The old Count bowed, putting out his hands.

“And so I hoped he would.”

“What happened?” said the American.

The Count regarded him with a queer, ironical smile.

“Unlike the great British people, monsieur,” he replied, “your courts have never given the pig, or the pasture on which he gathers his acorns, a consideration above the human family. The case was taken to your Court of Appeals of that province.”

He stopped and lighted his cigarette deliberately, with a match scratched slowly on the table.

“Monsieur,” he said, “I do not criticize your elevated court. It is composed of learned men—wise and patriotic, I have no doubt. They cannot make the laws, monsieur; they cannot coin a conception of justice for your people.

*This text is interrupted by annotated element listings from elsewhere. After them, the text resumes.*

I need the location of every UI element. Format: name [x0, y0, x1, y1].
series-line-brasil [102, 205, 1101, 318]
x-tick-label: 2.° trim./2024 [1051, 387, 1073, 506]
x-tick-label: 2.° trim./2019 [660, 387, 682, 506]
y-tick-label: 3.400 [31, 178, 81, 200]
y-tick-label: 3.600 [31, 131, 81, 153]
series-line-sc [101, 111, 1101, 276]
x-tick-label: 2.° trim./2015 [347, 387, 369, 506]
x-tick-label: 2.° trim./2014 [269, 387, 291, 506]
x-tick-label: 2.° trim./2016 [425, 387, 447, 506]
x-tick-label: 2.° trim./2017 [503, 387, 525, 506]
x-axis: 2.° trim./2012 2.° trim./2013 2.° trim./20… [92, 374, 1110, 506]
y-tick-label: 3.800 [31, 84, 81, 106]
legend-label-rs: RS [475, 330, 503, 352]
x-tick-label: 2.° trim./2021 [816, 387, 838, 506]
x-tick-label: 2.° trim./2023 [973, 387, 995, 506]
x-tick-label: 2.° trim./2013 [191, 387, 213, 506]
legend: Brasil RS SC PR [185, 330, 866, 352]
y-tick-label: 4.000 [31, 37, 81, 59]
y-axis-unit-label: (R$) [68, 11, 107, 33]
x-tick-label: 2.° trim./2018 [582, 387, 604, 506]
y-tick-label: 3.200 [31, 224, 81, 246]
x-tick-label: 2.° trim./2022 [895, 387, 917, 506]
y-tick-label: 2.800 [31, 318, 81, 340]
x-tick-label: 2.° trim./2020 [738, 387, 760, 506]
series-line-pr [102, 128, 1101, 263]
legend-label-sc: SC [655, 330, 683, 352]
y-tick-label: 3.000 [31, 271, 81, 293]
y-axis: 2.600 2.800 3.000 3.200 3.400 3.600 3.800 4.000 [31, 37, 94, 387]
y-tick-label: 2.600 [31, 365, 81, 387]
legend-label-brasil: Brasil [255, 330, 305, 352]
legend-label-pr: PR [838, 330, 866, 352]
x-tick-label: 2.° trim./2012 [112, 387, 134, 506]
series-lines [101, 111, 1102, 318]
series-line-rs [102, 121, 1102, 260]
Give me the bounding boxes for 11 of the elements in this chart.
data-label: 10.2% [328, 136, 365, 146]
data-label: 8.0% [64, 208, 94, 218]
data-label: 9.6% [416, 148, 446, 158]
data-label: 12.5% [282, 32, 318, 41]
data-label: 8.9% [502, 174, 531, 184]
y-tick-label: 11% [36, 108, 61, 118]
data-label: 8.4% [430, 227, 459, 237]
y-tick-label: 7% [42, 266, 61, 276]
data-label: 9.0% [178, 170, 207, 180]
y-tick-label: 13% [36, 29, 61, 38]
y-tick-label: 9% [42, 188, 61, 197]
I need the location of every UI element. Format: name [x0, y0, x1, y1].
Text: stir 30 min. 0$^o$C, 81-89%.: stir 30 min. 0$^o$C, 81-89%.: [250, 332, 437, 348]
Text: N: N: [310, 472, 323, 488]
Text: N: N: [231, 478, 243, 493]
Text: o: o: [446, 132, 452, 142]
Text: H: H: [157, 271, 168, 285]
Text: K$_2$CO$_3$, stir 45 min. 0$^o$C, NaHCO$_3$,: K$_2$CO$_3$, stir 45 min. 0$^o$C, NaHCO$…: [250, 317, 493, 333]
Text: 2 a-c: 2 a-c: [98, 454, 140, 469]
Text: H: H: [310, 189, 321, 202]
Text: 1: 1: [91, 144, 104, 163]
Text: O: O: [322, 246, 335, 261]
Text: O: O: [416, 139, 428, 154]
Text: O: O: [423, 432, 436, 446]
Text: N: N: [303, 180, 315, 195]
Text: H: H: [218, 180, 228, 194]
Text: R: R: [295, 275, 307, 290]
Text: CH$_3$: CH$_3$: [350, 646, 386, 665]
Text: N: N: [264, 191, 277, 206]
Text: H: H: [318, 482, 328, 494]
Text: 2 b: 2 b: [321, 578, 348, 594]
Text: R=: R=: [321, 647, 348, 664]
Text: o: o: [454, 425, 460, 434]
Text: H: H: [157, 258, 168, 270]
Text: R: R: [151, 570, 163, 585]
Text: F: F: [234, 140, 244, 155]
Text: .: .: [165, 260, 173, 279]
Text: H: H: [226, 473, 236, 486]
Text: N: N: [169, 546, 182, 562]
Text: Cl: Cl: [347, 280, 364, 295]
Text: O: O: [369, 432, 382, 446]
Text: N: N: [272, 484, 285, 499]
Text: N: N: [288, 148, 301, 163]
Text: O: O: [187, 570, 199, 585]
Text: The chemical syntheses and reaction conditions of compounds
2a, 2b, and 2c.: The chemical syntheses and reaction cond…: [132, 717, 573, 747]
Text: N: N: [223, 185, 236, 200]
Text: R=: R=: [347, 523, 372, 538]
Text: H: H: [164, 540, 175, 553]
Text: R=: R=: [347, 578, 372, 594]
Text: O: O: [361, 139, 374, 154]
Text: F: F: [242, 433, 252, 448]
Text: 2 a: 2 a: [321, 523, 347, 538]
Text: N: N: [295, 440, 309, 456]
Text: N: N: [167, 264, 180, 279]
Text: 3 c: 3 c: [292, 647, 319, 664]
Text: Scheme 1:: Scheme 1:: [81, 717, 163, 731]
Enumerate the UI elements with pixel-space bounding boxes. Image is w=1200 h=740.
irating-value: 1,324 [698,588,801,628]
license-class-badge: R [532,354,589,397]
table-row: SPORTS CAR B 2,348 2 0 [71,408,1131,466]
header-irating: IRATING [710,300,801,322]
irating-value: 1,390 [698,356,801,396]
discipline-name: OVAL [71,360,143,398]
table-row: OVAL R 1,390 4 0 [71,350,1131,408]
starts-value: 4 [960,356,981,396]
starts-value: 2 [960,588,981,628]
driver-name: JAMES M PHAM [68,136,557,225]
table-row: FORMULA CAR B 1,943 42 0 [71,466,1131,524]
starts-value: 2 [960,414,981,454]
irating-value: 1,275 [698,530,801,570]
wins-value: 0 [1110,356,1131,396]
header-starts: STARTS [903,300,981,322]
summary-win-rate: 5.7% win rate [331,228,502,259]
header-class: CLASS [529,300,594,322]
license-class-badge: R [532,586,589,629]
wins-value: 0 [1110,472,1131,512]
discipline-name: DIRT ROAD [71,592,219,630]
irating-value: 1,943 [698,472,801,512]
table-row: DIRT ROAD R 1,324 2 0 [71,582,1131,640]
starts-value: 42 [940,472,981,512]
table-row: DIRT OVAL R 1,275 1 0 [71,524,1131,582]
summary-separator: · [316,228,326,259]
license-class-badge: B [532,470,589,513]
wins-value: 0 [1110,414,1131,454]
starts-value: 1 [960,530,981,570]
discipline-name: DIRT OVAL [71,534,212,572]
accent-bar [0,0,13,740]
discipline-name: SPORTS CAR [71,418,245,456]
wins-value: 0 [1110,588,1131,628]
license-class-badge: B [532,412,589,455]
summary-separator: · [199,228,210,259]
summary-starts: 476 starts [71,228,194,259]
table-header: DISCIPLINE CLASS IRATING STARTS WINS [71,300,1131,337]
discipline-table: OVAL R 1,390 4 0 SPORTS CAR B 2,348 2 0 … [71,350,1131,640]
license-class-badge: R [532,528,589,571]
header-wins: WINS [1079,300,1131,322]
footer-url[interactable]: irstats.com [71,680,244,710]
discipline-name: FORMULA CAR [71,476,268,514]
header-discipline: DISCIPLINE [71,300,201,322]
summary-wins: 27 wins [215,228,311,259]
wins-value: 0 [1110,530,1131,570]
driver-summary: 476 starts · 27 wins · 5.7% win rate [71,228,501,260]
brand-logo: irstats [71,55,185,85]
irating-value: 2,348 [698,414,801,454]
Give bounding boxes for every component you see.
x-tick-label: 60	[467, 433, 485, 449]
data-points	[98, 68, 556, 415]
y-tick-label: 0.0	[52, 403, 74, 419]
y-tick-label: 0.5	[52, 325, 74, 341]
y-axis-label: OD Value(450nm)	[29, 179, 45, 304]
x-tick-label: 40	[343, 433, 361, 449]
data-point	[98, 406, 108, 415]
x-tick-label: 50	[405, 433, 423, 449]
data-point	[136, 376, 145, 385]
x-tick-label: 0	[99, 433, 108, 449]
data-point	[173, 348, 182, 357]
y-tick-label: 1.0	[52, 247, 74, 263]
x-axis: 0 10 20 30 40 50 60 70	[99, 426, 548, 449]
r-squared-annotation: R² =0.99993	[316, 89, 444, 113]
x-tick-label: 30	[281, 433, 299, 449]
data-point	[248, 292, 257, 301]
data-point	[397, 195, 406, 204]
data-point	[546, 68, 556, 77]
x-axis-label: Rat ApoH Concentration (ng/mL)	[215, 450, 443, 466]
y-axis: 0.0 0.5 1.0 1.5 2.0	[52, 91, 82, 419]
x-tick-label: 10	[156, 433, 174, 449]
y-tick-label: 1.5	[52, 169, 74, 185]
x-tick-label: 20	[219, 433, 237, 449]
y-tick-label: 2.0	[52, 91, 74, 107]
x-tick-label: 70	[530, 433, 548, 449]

They must enforce the precise rules of law that the conception of justice in your country has established.

“Nevertheless, monsieur”—and his thin yellow lips curled—“for the sake of my depleted revenues I could have wished that the decision of this court had been other than it was.”

“And what did it decide?” asked the American.

“It decided, monsieur,” replied the Count, “that my estates in Salerno must continue to be charged with the gratuity to the indigent relative.

“That is to say, monsieur, it decided, because the great pagan did not wait to die in agony, did not wait for the mortal wounds inflicted by the would-be assassin to kill him, that interesting person—the man in the green hat—was not guilty of murder in the first degree and could not be hanged!”

Note—See State versus Angelina; 80 Southeastern Reporter, 141: “The intervening responsible agent who wrongfully accelerates death is guilty of the murder, and not the one who inflicted the first injury, though in itself mortal.”